Sorry I am just full of questions today. Last time we went to WDW we had a GAC card for my daughter who has albinism. Generally we found everyone to be understanding and helpful. Well, the only problem we had was It's A Small World. They CM wouldn't let us wait in a shaded area and then jump in line with our family or anything like that. We had to wait in line in the sun and then we were able to use the card once we got to the handicap gate, at that point we didn't need it b/c we were finally out of the sun. Anyways, she ended up in pain b/c of the sunlight and got a little burned. She loved the ride and I don't want her to miss it on our next trip. Is there something I could say to the CM to let us jump in with our family or just wait near the handicap section? We have no problem waiting our turn and don't want to abuse it but we do want to avoid the sun as much as possible. Oh and we have since had another daughter and she too has albinism so we will have two girls to deal with this time.

 

[Ms_Butterfly]

LOVE the photos of your girls - they are gorgeous!!

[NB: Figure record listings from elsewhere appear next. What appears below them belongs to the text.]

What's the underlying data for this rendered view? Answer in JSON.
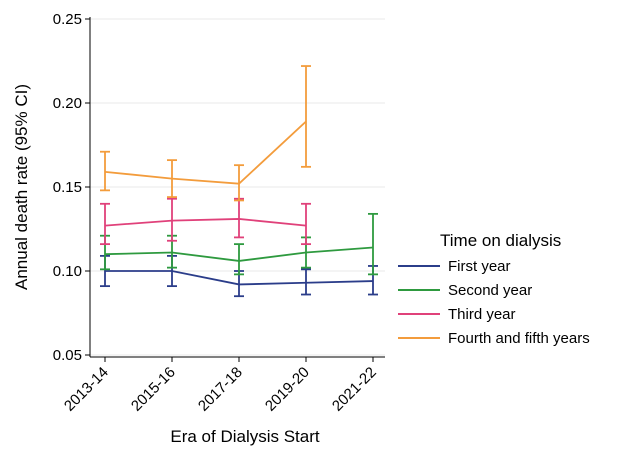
{
  "chart_data": {
    "type": "line",
    "xlabel": "Era of Dialysis Start",
    "ylabel": "Annual death rate (95% CI)",
    "categories": [
      "2013-14",
      "2015-16",
      "2017-18",
      "2019-20",
      "2021-22"
    ],
    "ylim": [
      0.05,
      0.25
    ],
    "yticks": [
      0.05,
      0.1,
      0.15,
      0.2,
      0.25
    ],
    "ytick_labels": [
      "0.05",
      "0.10",
      "0.15",
      "0.20",
      "0.25"
    ],
    "grid": true,
    "legend": {
      "title": "Time on dialysis",
      "placement": "right"
    },
    "series": [
      {
        "name": "First year",
        "color": "#2b3d8a",
        "values": [
          0.1,
          0.1,
          0.092,
          0.093,
          0.094
        ],
        "ci_low": [
          0.091,
          0.091,
          0.085,
          0.086,
          0.086
        ],
        "ci_high": [
          0.109,
          0.109,
          0.1,
          0.101,
          0.103
        ]
      },
      {
        "name": "Second year",
        "color": "#2e9a3f",
        "values": [
          0.11,
          0.111,
          0.106,
          0.111,
          0.114
        ],
        "ci_low": [
          0.101,
          0.102,
          0.098,
          0.102,
          0.098
        ],
        "ci_high": [
          0.121,
          0.121,
          0.116,
          0.12,
          0.134
        ]
      },
      {
        "name": "Third year",
        "color": "#e0417a",
        "values": [
          0.127,
          0.13,
          0.131,
          0.127,
          null
        ],
        "ci_low": [
          0.116,
          0.118,
          0.12,
          0.116,
          null
        ],
        "ci_high": [
          0.14,
          0.143,
          0.143,
          0.14,
          null
        ]
      },
      {
        "name": "Fourth and fifth years",
        "color": "#f39c3c",
        "values": [
          0.159,
          0.155,
          0.152,
          0.189,
          null
        ],
        "ci_low": [
          0.148,
          0.144,
          0.142,
          0.162,
          null
        ],
        "ci_high": [
          0.171,
          0.166,
          0.163,
          0.222,
          null
        ]
      }
    ]
  }
}
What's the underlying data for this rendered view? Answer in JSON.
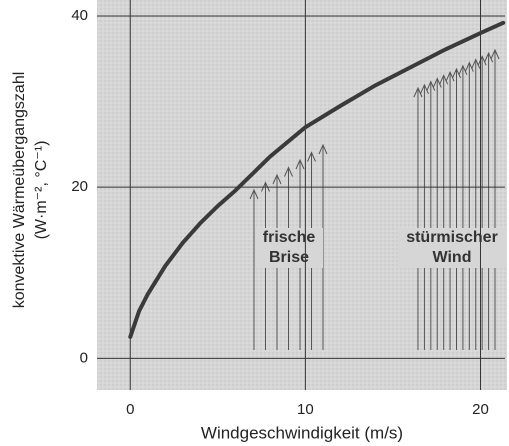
{
  "chart_data": {
    "type": "line",
    "x_label": "Windgeschwindigkeit (m/s)",
    "y_label": [
      "konvektive Wärmeübergangszahl",
      "(W·m⁻², °C⁻¹)"
    ],
    "x": [
      0,
      0.5,
      1,
      2,
      3,
      4,
      5,
      6,
      8,
      10,
      12,
      14,
      16,
      18,
      20,
      21.3
    ],
    "values": [
      2.5,
      5.5,
      7.5,
      10.8,
      13.5,
      15.8,
      17.8,
      19.6,
      23.6,
      27,
      29.5,
      31.9,
      34,
      36.1,
      38,
      39.2
    ],
    "color": "#3a3a3a",
    "xlim": [
      -1.9,
      21.4
    ],
    "ylim": [
      -3.7,
      40
    ],
    "xticks": [
      0,
      10,
      20
    ],
    "yticks": [
      0,
      20,
      40
    ],
    "grid": true,
    "annotations": [
      {
        "lines": [
          "frische",
          "Brise"
        ]
      },
      {
        "lines": [
          "stürmischer",
          "Wind"
        ]
      }
    ]
  }
}
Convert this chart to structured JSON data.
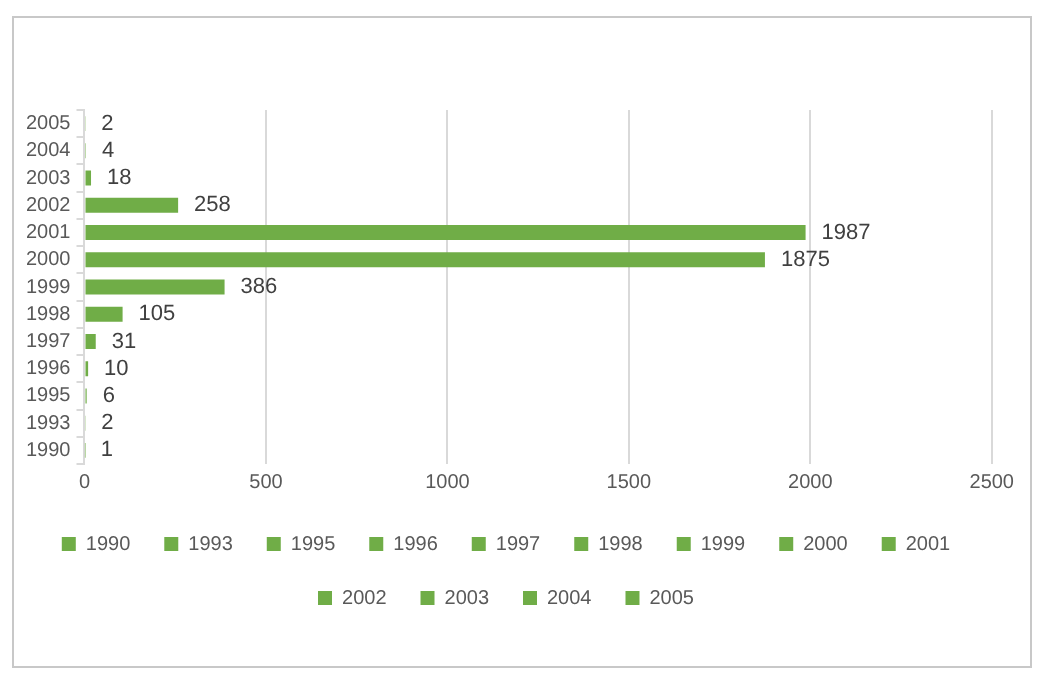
{
  "chart_data": {
    "type": "bar",
    "orientation": "horizontal",
    "stacked": true,
    "categories": [
      "2005",
      "2004",
      "2003",
      "2002",
      "2001",
      "2000",
      "1999",
      "1998",
      "1997",
      "1996",
      "1995",
      "1993",
      "1990"
    ],
    "series": [
      {
        "name": "1990",
        "color": "#70ad47",
        "values": [
          null,
          null,
          null,
          null,
          null,
          null,
          null,
          null,
          null,
          null,
          null,
          null,
          1
        ]
      },
      {
        "name": "1993",
        "color": "#70ad47",
        "values": [
          null,
          null,
          null,
          null,
          null,
          null,
          null,
          null,
          null,
          null,
          null,
          2,
          null
        ]
      },
      {
        "name": "1995",
        "color": "#70ad47",
        "values": [
          null,
          null,
          null,
          null,
          null,
          null,
          null,
          null,
          null,
          null,
          6,
          null,
          null
        ]
      },
      {
        "name": "1996",
        "color": "#70ad47",
        "values": [
          null,
          null,
          null,
          null,
          null,
          null,
          null,
          null,
          null,
          10,
          null,
          null,
          null
        ]
      },
      {
        "name": "1997",
        "color": "#70ad47",
        "values": [
          null,
          null,
          null,
          null,
          null,
          null,
          null,
          null,
          31,
          null,
          null,
          null,
          null
        ]
      },
      {
        "name": "1998",
        "color": "#70ad47",
        "values": [
          null,
          null,
          null,
          null,
          null,
          null,
          null,
          105,
          null,
          null,
          null,
          null,
          null
        ]
      },
      {
        "name": "1999",
        "color": "#70ad47",
        "values": [
          null,
          null,
          null,
          null,
          null,
          null,
          386,
          null,
          null,
          null,
          null,
          null,
          null
        ]
      },
      {
        "name": "2000",
        "color": "#70ad47",
        "values": [
          null,
          null,
          null,
          null,
          null,
          1875,
          null,
          null,
          null,
          null,
          null,
          null,
          null
        ]
      },
      {
        "name": "2001",
        "color": "#70ad47",
        "values": [
          null,
          null,
          null,
          null,
          1987,
          null,
          null,
          null,
          null,
          null,
          null,
          null,
          null
        ]
      },
      {
        "name": "2002",
        "color": "#70ad47",
        "values": [
          null,
          null,
          null,
          258,
          null,
          null,
          null,
          null,
          null,
          null,
          null,
          null,
          null
        ]
      },
      {
        "name": "2003",
        "color": "#70ad47",
        "values": [
          null,
          null,
          18,
          null,
          null,
          null,
          null,
          null,
          null,
          null,
          null,
          null,
          null
        ]
      },
      {
        "name": "2004",
        "color": "#70ad47",
        "values": [
          null,
          4,
          null,
          null,
          null,
          null,
          null,
          null,
          null,
          null,
          null,
          null,
          null
        ]
      },
      {
        "name": "2005",
        "color": "#70ad47",
        "values": [
          2,
          null,
          null,
          null,
          null,
          null,
          null,
          null,
          null,
          null,
          null,
          null,
          null
        ]
      }
    ],
    "xlim": [
      0,
      2500
    ],
    "xticks": [
      0,
      500,
      1000,
      1500,
      2000,
      2500
    ],
    "grid": "x",
    "legend": "bottom",
    "data_labels": true
  }
}
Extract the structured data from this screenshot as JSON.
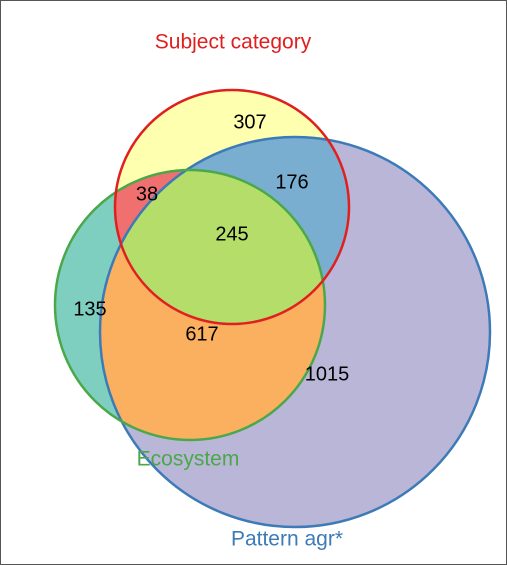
{
  "sets": [
    {
      "label": "Subject category"
    },
    {
      "label": "Ecosystem"
    },
    {
      "label": "Pattern agr*"
    }
  ],
  "regions": [
    {
      "count": 307
    },
    {
      "count": 38
    },
    {
      "count": 176
    },
    {
      "count": 245
    },
    {
      "count": 135
    },
    {
      "count": 617
    },
    {
      "count": 1015
    }
  ]
}
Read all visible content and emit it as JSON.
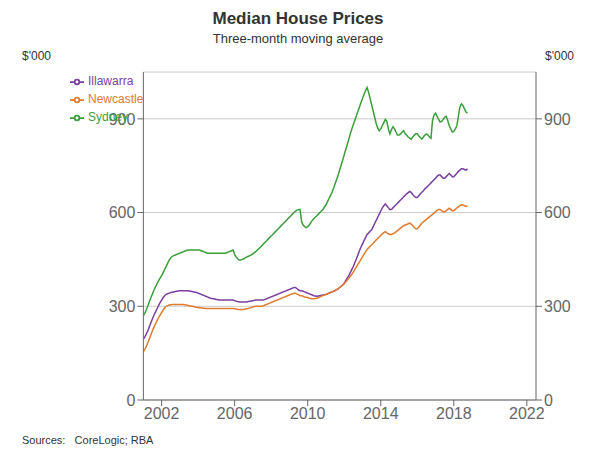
{
  "chart_data": {
    "type": "line",
    "title": "Median House Prices",
    "subtitle": "Three-month moving average",
    "ylabel": "$'000",
    "y2label": "$'000",
    "source": "Sources:   CoreLogic; RBA",
    "xlim": [
      2001.0,
      2022.5
    ],
    "xticks": [
      2002,
      2006,
      2010,
      2014,
      2018,
      2022
    ],
    "ylim": [
      0,
      1050
    ],
    "yticks": [
      0,
      300,
      600,
      900
    ],
    "y2lim": [
      0,
      1050
    ],
    "y2ticks": [
      0,
      300,
      600,
      900
    ],
    "grid": true,
    "legend": "upper left",
    "x": [
      2001,
      2001.0833333333333,
      2001.1666666666667,
      2001.25,
      2001.3333333333333,
      2001.4166666666667,
      2001.5,
      2001.5833333333333,
      2001.6666666666667,
      2001.75,
      2001.8333333333333,
      2001.9166666666667,
      2002,
      2002.0833333333333,
      2002.1666666666667,
      2002.25,
      2002.3333333333333,
      2002.4166666666667,
      2002.5,
      2002.5833333333333,
      2002.6666666666667,
      2002.75,
      2002.8333333333333,
      2002.9166666666667,
      2003,
      2003.0833333333333,
      2003.1666666666667,
      2003.25,
      2003.3333333333333,
      2003.4166666666667,
      2003.5,
      2003.5833333333333,
      2003.6666666666667,
      2003.75,
      2003.8333333333333,
      2003.9166666666667,
      2004,
      2004.0833333333333,
      2004.1666666666667,
      2004.25,
      2004.3333333333333,
      2004.4166666666667,
      2004.5,
      2004.5833333333333,
      2004.6666666666667,
      2004.75,
      2004.8333333333333,
      2004.9166666666667,
      2005,
      2005.0833333333333,
      2005.1666666666667,
      2005.25,
      2005.3333333333333,
      2005.4166666666667,
      2005.5,
      2005.5833333333333,
      2005.6666666666667,
      2005.75,
      2005.8333333333333,
      2005.9166666666667,
      2006,
      2006.0833333333333,
      2006.1666666666667,
      2006.25,
      2006.3333333333333,
      2006.4166666666667,
      2006.5,
      2006.5833333333333,
      2006.6666666666667,
      2006.75,
      2006.8333333333333,
      2006.9166666666667,
      2007,
      2007.0833333333333,
      2007.1666666666667,
      2007.25,
      2007.3333333333333,
      2007.4166666666667,
      2007.5,
      2007.5833333333333,
      2007.6666666666667,
      2007.75,
      2007.8333333333333,
      2007.9166666666667,
      2008,
      2008.0833333333333,
      2008.1666666666667,
      2008.25,
      2008.3333333333333,
      2008.4166666666667,
      2008.5,
      2008.5833333333333,
      2008.6666666666667,
      2008.75,
      2008.8333333333333,
      2008.9166666666667,
      2009,
      2009.0833333333333,
      2009.1666666666667,
      2009.25,
      2009.3333333333333,
      2009.4166666666667,
      2009.5,
      2009.5833333333333,
      2009.6666666666667,
      2009.75,
      2009.8333333333333,
      2009.9166666666667,
      2010,
      2010.0833333333333,
      2010.1666666666667,
      2010.25,
      2010.3333333333333,
      2010.4166666666667,
      2010.5,
      2010.5833333333333,
      2010.6666666666667,
      2010.75,
      2010.8333333333333,
      2010.9166666666667,
      2011,
      2011.0833333333333,
      2011.1666666666667,
      2011.25,
      2011.3333333333333,
      2011.4166666666667,
      2011.5,
      2011.5833333333333,
      2011.6666666666667,
      2011.75,
      2011.8333333333333,
      2011.9166666666667,
      2012,
      2012.0833333333333,
      2012.1666666666667,
      2012.25,
      2012.3333333333333,
      2012.4166666666667,
      2012.5,
      2012.5833333333333,
      2012.6666666666667,
      2012.75,
      2012.8333333333333,
      2012.9166666666667,
      2013,
      2013.0833333333333,
      2013.1666666666667,
      2013.25,
      2013.3333333333333,
      2013.4166666666667,
      2013.5,
      2013.5833333333333,
      2013.6666666666667,
      2013.75,
      2013.8333333333333,
      2013.9166666666667,
      2014,
      2014.0833333333333,
      2014.1666666666667,
      2014.25,
      2014.3333333333333,
      2014.4166666666667,
      2014.5,
      2014.5833333333333,
      2014.6666666666667,
      2014.75,
      2014.8333333333333,
      2014.9166666666667,
      2015,
      2015.0833333333333,
      2015.1666666666667,
      2015.25,
      2015.3333333333333,
      2015.4166666666667,
      2015.5,
      2015.5833333333333,
      2015.6666666666667,
      2015.75,
      2015.8333333333333,
      2015.9166666666667,
      2016,
      2016.0833333333333,
      2016.1666666666667,
      2016.25,
      2016.3333333333333,
      2016.4166666666667,
      2016.5,
      2016.5833333333333,
      2016.6666666666667,
      2016.75,
      2016.8333333333333,
      2016.9166666666667,
      2017,
      2017.0833333333333,
      2017.1666666666667,
      2017.25,
      2017.3333333333333,
      2017.4166666666667,
      2017.5,
      2017.5833333333333,
      2017.6666666666667,
      2017.75,
      2017.8333333333333,
      2017.9166666666667,
      2018,
      2018.0833333333333,
      2018.1666666666667,
      2018.25,
      2018.3333333333333,
      2018.4166666666667,
      2018.5,
      2018.5833333333333,
      2018.6666666666667,
      2018.75
    ],
    "series": [
      {
        "name": "Sydney",
        "color": "#3a9e3a",
        "values": [
          270,
          278,
          290,
          302,
          315,
          328,
          340,
          352,
          362,
          372,
          382,
          390,
          398,
          408,
          418,
          428,
          438,
          448,
          455,
          460,
          462,
          464,
          466,
          468,
          470,
          472,
          474,
          476,
          478,
          480,
          480,
          480,
          480,
          480,
          480,
          480,
          480,
          480,
          478,
          476,
          474,
          472,
          470,
          470,
          470,
          470,
          470,
          470,
          470,
          470,
          470,
          470,
          470,
          470,
          470,
          472,
          474,
          476,
          478,
          480,
          465,
          458,
          452,
          448,
          448,
          450,
          452,
          455,
          458,
          460,
          462,
          465,
          468,
          472,
          476,
          480,
          485,
          490,
          495,
          500,
          505,
          510,
          515,
          520,
          525,
          530,
          535,
          540,
          545,
          550,
          555,
          560,
          565,
          570,
          575,
          580,
          585,
          590,
          595,
          600,
          605,
          608,
          610,
          610,
          570,
          560,
          555,
          552,
          555,
          560,
          568,
          575,
          580,
          585,
          590,
          595,
          600,
          605,
          610,
          618,
          625,
          635,
          645,
          655,
          665,
          678,
          692,
          706,
          720,
          736,
          752,
          768,
          785,
          802,
          818,
          835,
          852,
          868,
          882,
          896,
          910,
          924,
          938,
          952,
          965,
          978,
          990,
          1000,
          985,
          965,
          945,
          925,
          905,
          885,
          870,
          862,
          868,
          878,
          888,
          898,
          892,
          868,
          852,
          865,
          875,
          868,
          858,
          848,
          848,
          852,
          858,
          862,
          852,
          848,
          842,
          838,
          835,
          842,
          848,
          852,
          852,
          845,
          840,
          835,
          842,
          848,
          852,
          848,
          842,
          838,
          895,
          912,
          918,
          908,
          898,
          890,
          892,
          898,
          905,
          908,
          895,
          878,
          868,
          858,
          860,
          868,
          878,
          908,
          938,
          948,
          942,
          932,
          922,
          918
        ]
      },
      {
        "name": "Illawarra",
        "color": "#7b3fa0",
        "values": [
          195,
          202,
          212,
          222,
          235,
          248,
          260,
          272,
          282,
          292,
          302,
          312,
          320,
          328,
          334,
          338,
          340,
          342,
          344,
          345,
          346,
          347,
          348,
          349,
          350,
          350,
          350,
          350,
          350,
          350,
          349,
          348,
          347,
          346,
          345,
          344,
          342,
          340,
          338,
          336,
          334,
          332,
          330,
          328,
          326,
          325,
          324,
          323,
          322,
          321,
          320,
          320,
          320,
          320,
          320,
          320,
          320,
          320,
          320,
          320,
          318,
          316,
          315,
          314,
          314,
          314,
          314,
          314,
          314,
          315,
          316,
          317,
          318,
          319,
          320,
          320,
          320,
          320,
          320,
          320,
          322,
          324,
          326,
          328,
          330,
          332,
          334,
          336,
          338,
          340,
          342,
          344,
          346,
          348,
          350,
          352,
          354,
          356,
          358,
          360,
          360,
          356,
          352,
          350,
          350,
          348,
          346,
          344,
          342,
          340,
          338,
          336,
          334,
          333,
          332,
          333,
          334,
          335,
          336,
          337,
          338,
          340,
          342,
          344,
          346,
          348,
          350,
          353,
          356,
          360,
          364,
          368,
          374,
          382,
          390,
          398,
          408,
          418,
          428,
          440,
          452,
          465,
          478,
          490,
          500,
          510,
          520,
          530,
          535,
          540,
          545,
          555,
          565,
          575,
          585,
          595,
          605,
          615,
          622,
          628,
          622,
          615,
          610,
          610,
          615,
          620,
          625,
          630,
          635,
          640,
          645,
          650,
          655,
          660,
          664,
          668,
          665,
          658,
          652,
          648,
          648,
          654,
          660,
          665,
          670,
          676,
          680,
          685,
          690,
          695,
          700,
          705,
          710,
          716,
          720,
          720,
          715,
          710,
          710,
          715,
          720,
          725,
          720,
          715,
          715,
          720,
          726,
          732,
          736,
          740,
          740,
          738,
          736,
          740
        ]
      },
      {
        "name": "Newcastle",
        "color": "#e07b30",
        "values": [
          155,
          162,
          172,
          184,
          197,
          210,
          222,
          234,
          244,
          254,
          264,
          272,
          280,
          288,
          295,
          300,
          302,
          304,
          305,
          306,
          306,
          306,
          306,
          306,
          306,
          306,
          306,
          305,
          304,
          303,
          302,
          301,
          300,
          299,
          298,
          297,
          296,
          295,
          295,
          294,
          294,
          293,
          293,
          293,
          293,
          293,
          293,
          293,
          293,
          293,
          293,
          293,
          293,
          293,
          293,
          293,
          293,
          293,
          293,
          293,
          292,
          291,
          290,
          290,
          290,
          290,
          290,
          291,
          292,
          293,
          295,
          296,
          298,
          299,
          300,
          300,
          300,
          300,
          300,
          302,
          304,
          306,
          308,
          310,
          312,
          314,
          316,
          318,
          320,
          322,
          324,
          326,
          328,
          330,
          332,
          334,
          336,
          338,
          340,
          342,
          342,
          339,
          337,
          334,
          334,
          332,
          330,
          329,
          328,
          326,
          325,
          324,
          324,
          325,
          326,
          328,
          330,
          332,
          334,
          336,
          338,
          340,
          342,
          344,
          346,
          348,
          350,
          353,
          356,
          360,
          364,
          368,
          372,
          378,
          384,
          390,
          396,
          402,
          410,
          418,
          426,
          434,
          442,
          450,
          458,
          466,
          474,
          482,
          487,
          492,
          497,
          502,
          507,
          512,
          517,
          522,
          527,
          532,
          536,
          539,
          535,
          532,
          530,
          530,
          532,
          535,
          538,
          542,
          546,
          550,
          554,
          558,
          560,
          562,
          564,
          566,
          563,
          558,
          552,
          548,
          548,
          554,
          560,
          566,
          570,
          574,
          578,
          582,
          586,
          590,
          594,
          598,
          602,
          607,
          610,
          610,
          606,
          602,
          602,
          606,
          610,
          614,
          610,
          606,
          606,
          610,
          615,
          618,
          622,
          625,
          624,
          622,
          620,
          622
        ]
      }
    ]
  }
}
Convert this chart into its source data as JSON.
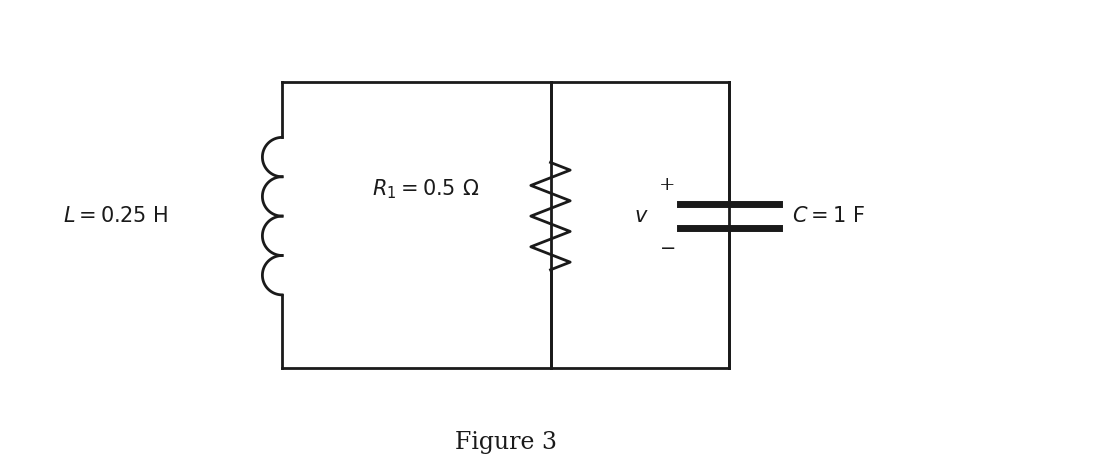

First, remember to use the word "NEED", not "want". Your girls NEED to be out of the sun as a requirement of their medical condition. If you say "want", your point may not get across.

If a CM doesn't get it, speak with another CM or ask for somebody higher up. Make a big loud deal of it, if you have to. They have no right to cause your children physical pain by making them stand in the sun and get sunburns.

When you get the GAC, you may want to explain the reason the girls can't be in the sun - if they don't have a stamp about staying out of the sun, maybe they can stamp it with the closest match and write with a pen on the card about the girls needing to be out of the sun.

Also, have you thought about bringing umbrellas? I don't know if that would help your girls or not (don't know much about albinism, sorry), but if it would, it might be useful for when you walk from ride to ride.

Another suggestion: Make the most of evening EMH, even if it means keeping your girls up way past their bedtimes and letting them sleep late. Not only are the lines short, but it is dark out, too. If you're not going to EMH, you can at least leave the rides with outdoor/partially outdoor lines towards the end of the day. When I was there in May, I went just before the fireworks shindig began and practically walked right on to "it's a small world" - no line!

 

[disneyworldmama]

Thank you so much! I really appreciate your help on both of my threads! I will def demand more help next year.

 

[SueM in MN]

If you haven't yet, check out the disABILITIES FAQs thread. There is a section about GACs there.
Also, you may already be aware of sun protective clothing, but in case you are not, there are companies on the internet that sell it. If you do an internet search for 'sun protective clothing' you will find quite a bit.
Here is a link to a page about sun protection clothing on the Cancer society website. There is also a product that you can wash your clothing with to add some UV protection. Even if you have a GAC and everything goes well with it, having sun protective clothing will help while you are not inside.